一种单细胞类型检测方法、装置、设备和存储介质,方法包括:将参考数据输入表达熵模型,确定参考数据中每一类细胞包含的信息基因;参考数据包括N个单细胞中M个基因的表达谱数据集;表达熵模型通过训练参考数据得到;计算信息基因在每一类细胞中的出现概率;当接收到对待测单细胞进行检测获得的信息基因对应的表达量时,根据出现概率和表达量确定待测单细胞的细胞类型。

Description

单细胞类型检测方法、装置、设备和存储介质 技术领域
本发明实施例涉及单细胞转录组测序数据分析领域,具体涉及一种单细胞类型检测方法、装置、设备和存储介质。
背景技术
在过去几年里,单细胞捕获技术有了明显的提高,科学家利用现有的技术可以捕获数十万甚至数百万的细胞。随之产生的巨大信息量给生物信息学分析带来了极大的机遇和挑战,其中对单细胞表达数据聚类是得到生物学结论至关重要的基础分析方法。如图1所示,为现有技术中单细胞分析方法流程图。现有的聚类方法在识别highly variably genes(高变异基因)时采用gini-index(基尼系数),dropout rates(流失率),以及方差等方法,对基因表达量的描述有着严重的偏差;而在类群的marker gene(标记基因)选择上使用(主成分分析)pca score(seurat)和神经网络(scQuery)等方法,对所选基因的可解释性差,且需要运用生物学知识根据算法得到的marker gene(标记基因)对类群进行注释。最近,也有细胞分类算法产生(Seurat3,scmap等),但其没有进行很好的假阳性控制且对细胞的分类从训练到预测需要大量的时间和内存。以上现有分析方法都对使用者的生物学背景和计算硬件提出了很高的要求。

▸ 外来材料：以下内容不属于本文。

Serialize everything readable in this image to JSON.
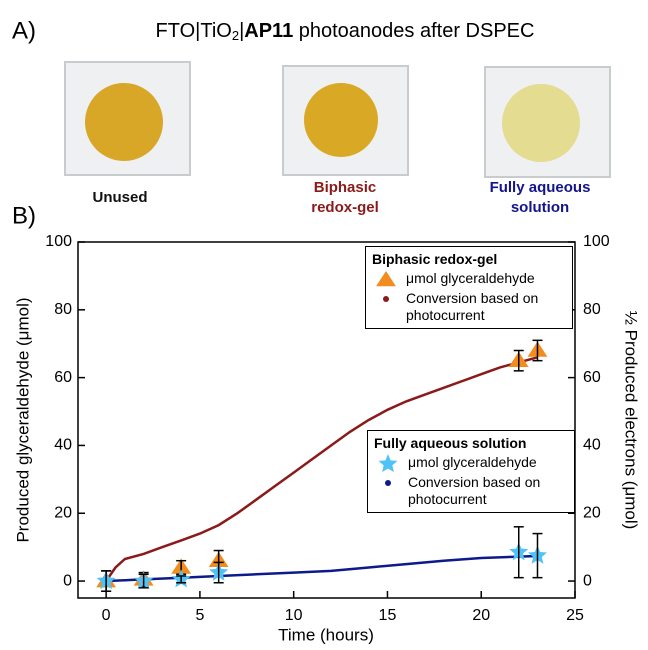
{
  "panel_a": {
    "label": "A)",
    "title_parts": [
      "FTO|TiO",
      "2",
      "|",
      "AP11",
      " photoanodes after DSPEC"
    ],
    "samples": [
      {
        "label": "Unused",
        "color": "#111111"
      },
      {
        "label": "Biphasic redox-gel",
        "color": "#8b1a1a"
      },
      {
        "label": "Fully aqueous solution",
        "color": "#14148c"
      }
    ]
  },
  "chart_data": {
    "type": "line",
    "panel_label": "B)",
    "x_label": "Time (hours)",
    "y_label": "Produced glyceraldehyde (μmol)",
    "y2_label": "½ Produced electrons (μmol)",
    "xlim": [
      -1.5,
      25
    ],
    "xticks": [
      0,
      5,
      10,
      15,
      20,
      25
    ],
    "ylim": [
      -5,
      100
    ],
    "yticks": [
      0,
      20,
      40,
      60,
      80,
      100
    ],
    "y2lim": [
      -5,
      100
    ],
    "y2ticks": [
      0,
      20,
      40,
      60,
      80,
      100
    ],
    "groups": [
      {
        "name": "Biphasic redox-gel",
        "series": [
          {
            "name": "μmol glyceraldehyde",
            "color": "#f28c1e",
            "marker": "triangle",
            "x": [
              0,
              2,
              4,
              6,
              22,
              23
            ],
            "values": [
              0,
              0.5,
              4,
              6,
              65,
              68
            ],
            "errors": [
              3,
              2,
              2,
              3,
              3,
              3
            ]
          },
          {
            "name": "Conversion based on photocurrent",
            "color": "#8b1a1a",
            "marker": "line",
            "axis": "y2",
            "x": [
              0,
              0.5,
              1,
              2,
              3,
              4,
              5,
              6,
              7,
              8,
              9,
              10,
              11,
              12,
              13,
              14,
              15,
              16,
              17,
              18,
              19,
              20,
              21,
              22,
              23
            ],
            "values": [
              0,
              4,
              6.5,
              8,
              10,
              12,
              14,
              16.5,
              20,
              24,
              28,
              32,
              36,
              40,
              44,
              47.5,
              50.5,
              53,
              55,
              57,
              59,
              61,
              63,
              64.5,
              66
            ]
          }
        ]
      },
      {
        "name": "Fully aqueous solution",
        "series": [
          {
            "name": "μmol glyceraldehyde",
            "color": "#4fc3f7",
            "marker": "star",
            "x": [
              0,
              2,
              4,
              6,
              22,
              23
            ],
            "values": [
              0,
              0,
              0.5,
              2.5,
              8.5,
              7.5
            ],
            "errors": [
              3,
              2,
              1,
              3,
              7.5,
              6.5
            ]
          },
          {
            "name": "Conversion based on photocurrent",
            "color": "#0d1a8c",
            "marker": "line",
            "axis": "y2",
            "x": [
              0,
              2,
              4,
              6,
              8,
              10,
              12,
              14,
              16,
              18,
              20,
              22,
              23
            ],
            "values": [
              0,
              0.5,
              1,
              1.5,
              2,
              2.5,
              3,
              4,
              5,
              6,
              6.8,
              7.2,
              7.4
            ]
          }
        ]
      }
    ]
  }
}
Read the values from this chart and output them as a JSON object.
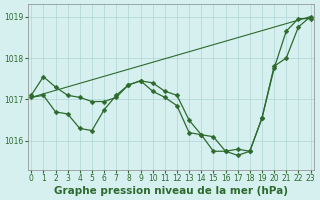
{
  "title": "Graphe pression niveau de la mer (hPa)",
  "series": [
    {
      "x": [
        0,
        1,
        2,
        3,
        4,
        5,
        6,
        7,
        8,
        9,
        10,
        11,
        12,
        13,
        14,
        15,
        16,
        17,
        18,
        19,
        20,
        21,
        22,
        23
      ],
      "y": [
        1017.1,
        1017.55,
        1017.3,
        1017.1,
        1017.05,
        1016.95,
        1016.95,
        1017.05,
        1017.35,
        1017.45,
        1017.4,
        1017.2,
        1017.1,
        1016.5,
        1016.15,
        1016.1,
        1015.75,
        1015.8,
        1015.75,
        1016.55,
        1017.75,
        1018.65,
        1018.95,
        1018.95
      ]
    },
    {
      "x": [
        0,
        1,
        2,
        3,
        4,
        5,
        6,
        7,
        8,
        9,
        10,
        11,
        12,
        13,
        14,
        15,
        16,
        17,
        18,
        19,
        20,
        21,
        22,
        23
      ],
      "y": [
        1017.05,
        1017.1,
        1016.7,
        1016.65,
        1016.3,
        1016.25,
        1016.75,
        1017.1,
        1017.35,
        1017.45,
        1017.2,
        1017.05,
        1016.85,
        1016.2,
        1016.15,
        1015.75,
        1015.75,
        1015.65,
        1015.75,
        1016.55,
        1017.8,
        1018.0,
        1018.75,
        1019.0
      ]
    },
    {
      "x": [
        0,
        23
      ],
      "y": [
        1017.05,
        1019.0
      ]
    }
  ],
  "ylim": [
    1015.3,
    1019.3
  ],
  "yticks": [
    1016,
    1017,
    1018,
    1019
  ],
  "xticks": [
    0,
    1,
    2,
    3,
    4,
    5,
    6,
    7,
    8,
    9,
    10,
    11,
    12,
    13,
    14,
    15,
    16,
    17,
    18,
    19,
    20,
    21,
    22,
    23
  ],
  "line_color": "#2d6a2d",
  "marker": "D",
  "marker_size": 2.5,
  "background_color": "#d6f0f0",
  "grid_color": "#aed4d4",
  "tick_label_color": "#2d6a2d",
  "title_color": "#2d6a2d",
  "title_fontsize": 7.5,
  "tick_fontsize": 5.5
}
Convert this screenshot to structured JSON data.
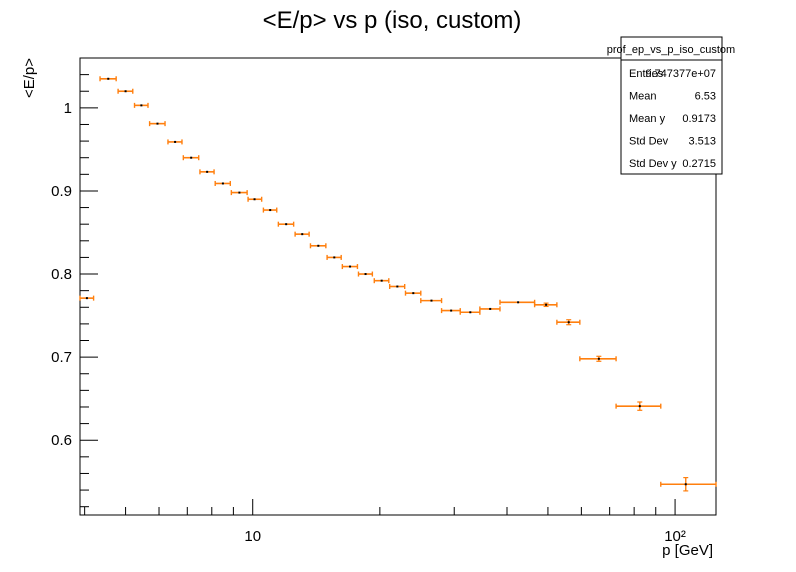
{
  "chart_data": {
    "type": "scatter",
    "title": "<E/p> vs p (iso, custom)",
    "xlabel": "p [GeV]",
    "ylabel": "<E/p>",
    "x_scale": "log",
    "xlim": [
      3.9,
      125
    ],
    "ylim": [
      0.51,
      1.06
    ],
    "x_ticks": [
      {
        "value": 10,
        "label": "10"
      },
      {
        "value": 100,
        "label": "10²"
      }
    ],
    "y_ticks": [
      0.6,
      0.7,
      0.8,
      0.9,
      1.0
    ],
    "y_tick_labels": [
      "0.6",
      "0.7",
      "0.8",
      "0.9",
      "1"
    ],
    "grid": false,
    "marker_color": "#ff7f0e",
    "series": [
      {
        "points": [
          {
            "x": 4.05,
            "xlo": 3.9,
            "xhi": 4.2,
            "y": 0.771,
            "err": 0.001
          },
          {
            "x": 4.55,
            "xlo": 4.35,
            "xhi": 4.75,
            "y": 1.035,
            "err": 0.001
          },
          {
            "x": 5.0,
            "xlo": 4.8,
            "xhi": 5.2,
            "y": 1.02,
            "err": 0.001
          },
          {
            "x": 5.45,
            "xlo": 5.25,
            "xhi": 5.65,
            "y": 1.003,
            "err": 0.001
          },
          {
            "x": 5.95,
            "xlo": 5.7,
            "xhi": 6.2,
            "y": 0.981,
            "err": 0.001
          },
          {
            "x": 6.55,
            "xlo": 6.3,
            "xhi": 6.8,
            "y": 0.959,
            "err": 0.001
          },
          {
            "x": 7.15,
            "xlo": 6.85,
            "xhi": 7.45,
            "y": 0.94,
            "err": 0.001
          },
          {
            "x": 7.8,
            "xlo": 7.5,
            "xhi": 8.1,
            "y": 0.923,
            "err": 0.001
          },
          {
            "x": 8.5,
            "xlo": 8.15,
            "xhi": 8.85,
            "y": 0.909,
            "err": 0.001
          },
          {
            "x": 9.3,
            "xlo": 8.9,
            "xhi": 9.7,
            "y": 0.898,
            "err": 0.001
          },
          {
            "x": 10.1,
            "xlo": 9.75,
            "xhi": 10.5,
            "y": 0.89,
            "err": 0.001
          },
          {
            "x": 11.0,
            "xlo": 10.6,
            "xhi": 11.4,
            "y": 0.877,
            "err": 0.001
          },
          {
            "x": 12.0,
            "xlo": 11.5,
            "xhi": 12.5,
            "y": 0.86,
            "err": 0.001
          },
          {
            "x": 13.1,
            "xlo": 12.6,
            "xhi": 13.6,
            "y": 0.848,
            "err": 0.001
          },
          {
            "x": 14.3,
            "xlo": 13.7,
            "xhi": 14.9,
            "y": 0.834,
            "err": 0.001
          },
          {
            "x": 15.6,
            "xlo": 15.0,
            "xhi": 16.2,
            "y": 0.82,
            "err": 0.001
          },
          {
            "x": 17.0,
            "xlo": 16.3,
            "xhi": 17.7,
            "y": 0.809,
            "err": 0.001
          },
          {
            "x": 18.5,
            "xlo": 17.8,
            "xhi": 19.2,
            "y": 0.8,
            "err": 0.001
          },
          {
            "x": 20.2,
            "xlo": 19.4,
            "xhi": 21.0,
            "y": 0.792,
            "err": 0.001
          },
          {
            "x": 22.0,
            "xlo": 21.1,
            "xhi": 22.9,
            "y": 0.785,
            "err": 0.001
          },
          {
            "x": 24.0,
            "xlo": 23.0,
            "xhi": 25.0,
            "y": 0.777,
            "err": 0.001
          },
          {
            "x": 26.5,
            "xlo": 25.0,
            "xhi": 28.0,
            "y": 0.768,
            "err": 0.001
          },
          {
            "x": 29.5,
            "xlo": 28.0,
            "xhi": 31.0,
            "y": 0.756,
            "err": 0.001
          },
          {
            "x": 32.75,
            "xlo": 31.0,
            "xhi": 34.5,
            "y": 0.754,
            "err": 0.001
          },
          {
            "x": 36.5,
            "xlo": 34.5,
            "xhi": 38.5,
            "y": 0.758,
            "err": 0.001
          },
          {
            "x": 42.5,
            "xlo": 38.5,
            "xhi": 46.5,
            "y": 0.766,
            "err": 0.001
          },
          {
            "x": 49.5,
            "xlo": 46.5,
            "xhi": 52.5,
            "y": 0.763,
            "err": 0.002
          },
          {
            "x": 56.0,
            "xlo": 52.5,
            "xhi": 59.5,
            "y": 0.742,
            "err": 0.003
          },
          {
            "x": 66.0,
            "xlo": 59.5,
            "xhi": 72.5,
            "y": 0.698,
            "err": 0.003
          },
          {
            "x": 82.5,
            "xlo": 72.5,
            "xhi": 92.5,
            "y": 0.641,
            "err": 0.005
          },
          {
            "x": 106.0,
            "xlo": 92.5,
            "xhi": 125,
            "y": 0.547,
            "err": 0.008
          }
        ]
      }
    ]
  },
  "stats": {
    "title": "prof_ep_vs_p_iso_custom",
    "rows": [
      {
        "label": "Entries",
        "value": "9.747377e+07"
      },
      {
        "label": "Mean",
        "value": "6.53"
      },
      {
        "label": "Mean y",
        "value": "0.9173"
      },
      {
        "label": "Std Dev",
        "value": "3.513"
      },
      {
        "label": "Std Dev y",
        "value": "0.2715"
      }
    ]
  }
}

随着单细胞转录组测序技术的不断发展,海量不同测序平台(Smart-seq2,10X genomics等)产生的数据之间如何进行整合;在可利用资源和时间受限的情况下如何准确快速的分析更多单细胞数据是现阶段急需解决的问题。
发明内容
本发明提供一种单细胞类型检测方法、装置、设备和存储介质,提升单细胞表达数据的分析效率和准确度,实现迅速准确检测细胞类型。
第一方面,本发明实施例提供了一种单细胞类型检测方法,包括:
将参考数据输入表达熵模型,确定所述参考数据中每一类细胞包含的信息基因;所述参考数据包括N个单细胞中M个基因的表达谱数据集;所述表达熵模型通过训练所述参考数据得到;
计算所述信息基因在所述每一类细胞中的出现概率;
当接收到对待测单细胞进行检测获得的所述信息基因对应的表达量时,根据所述出现概率和所述表达量确定所述待测单细胞的细胞类型。
进一步地,在将参考数据输入表达熵模型,确定所述参考数据中每一类细胞包含的信息基因之前,还包括:
将所述表达谱数据集标准化得到基因表达量数据集;
根据所述基因表达量数据集进行表达熵计算,生成第一表达熵数据集;所述表达熵为信使核糖核酸表达的离散程度;
根据所述第一表达熵数据集对所述表达熵模型进行训练,完成所述表达熵模型的构建。
进一步地,所述将参考数据输入表达熵模型,确定所述参考数据中每一类细胞包含的信息基因,包括:
将所述参考数据输入所述表达熵模型中,生成所述M个基因对应的第二表达熵数据集;
根据所述第一表达熵数据集和所述第二表达熵数据集进行基因筛选,确定 所述参考数据中每一类细胞包含的信息基因。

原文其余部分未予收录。